Удивительно, как они не рассорились вдрызг, Владыка и князь, решая, как должен жить наследник. Мико не раз становился свидетелем негромких, но яростных споров, когда, полагая, будто он бродит по окрестностям или занимается с наставниками, сын с отцом, уединившись в кабинете Владыки, рычали друг на друга, отстаивая каждый свою точку зрения.
– Ты хочешь, чтобы мой сын вырос чародеем? Книжником? Может быть, мне сразу постричь его в монахи?
– Я не хочу, чтобы он вырос солдатом, – нервно огрызался дед. – Мико должен уметь защитить себя, но не от смертных!
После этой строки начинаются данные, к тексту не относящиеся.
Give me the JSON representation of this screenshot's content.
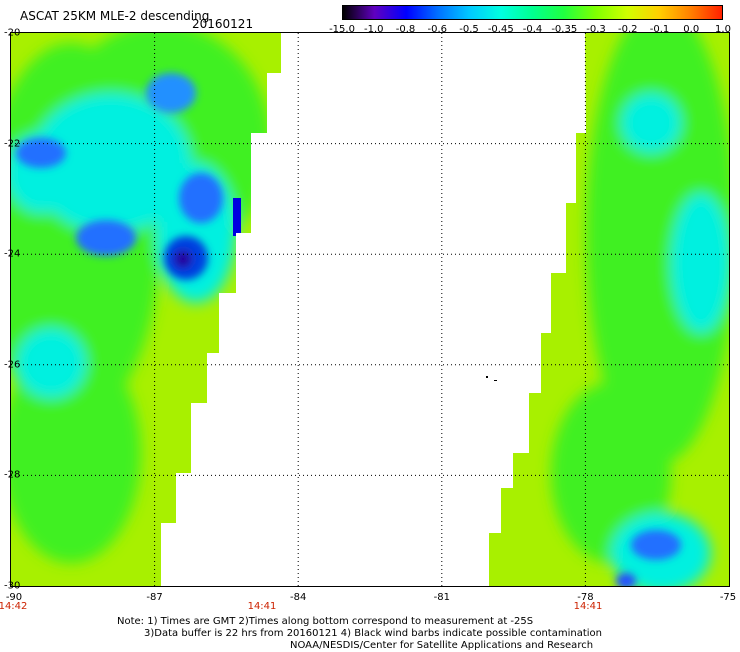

– Он должен уметь воевать и сражаться, а уметь, значит – любить. Если при первых признаках опасности парень будет прибегать к волшебству…
– Если при первых признаках опасности он будет хвататься за саблю… Наэйр! Ты что там делаешь? Подслушиваешь?! Два часа медитаций вечером!
– Два часа в гимнастическом зале! – перебивая деда подхватывает отец.
Он подслушивал? Ну разумеется, он подслушивал! Он понятия не имел, что это нехорошо. Нехорошо, когда ловят, особенно нехорошо, когда наказывают. А от того, как умеешь ты подслушивать и обманывать, хитрить и изворачиваться, зависит, сколько ты будешь заниматься чем-нибудь скучным, когда пойдешь гулять, и сколько невкусной еды смертных придется прожевать.
Обманывать наставников – это полезно и правильно. А отца и деда все равно не обмануть.
Иногда воспитанием внука начинала вдруг интересоваться бабушка. Она была странная. Она была смертной, но не такой смертной, как князь, не подменышем, а настоящим человеком. Только она потеряла свою душу и получила вместо нее меч по имени Светлая Ярость. Обычно у бабушки находилось множество других дел, но случалось, что она уделяла внимание и единственному внуку. Удивлялась странным методам воспитания, ругалась с отцом, делала замечание мужу и снова теряла интерес к маленькому принцу. А по большей части Мико проводил время с дедом или учителями. Все они были мертвые и очень умные. Только бабушка была живая. Но она служила Полудню, а там все живые, пока их не убьют.
Учителей присылал прадед. Самых мудрых ученых, самых лучших бойцов, самых-самых. У прадеда много было разных мертвецов. И он не мог встретиться с правнуком, во всяком случае, пока тот был жив, пока плоть его была смертна. Прадеда звали Баэс[18], и встречу с ним не следовало торопить.
Если бы княжича спросили, где ему нравится больше: в Тварном мире – в доме отца, или в межмирье, у деда, он затруднился бы ответить. В замке деда легко дышалось, можно было делать все, что угодно, и все получалось так, как хотелось. А еще там не нужно было спать.
Отец же за “чародейство” наказывал: строго-настрого запрещал летать, и нельзя было даже развернуть крылья без риска получить порцию розог. К тому же в Тварном мире утром и вечером тело на целый час охватывало мертвое оцепенение, и не было сил даже шевельнуть пальцем. В приближении этих часов Мико укрывался вpivnita[19], так называл отец черные подземелья своего замка. Туда, в маленькую спальню, вырезанную в толще скалы, не проникало ни единого луча света.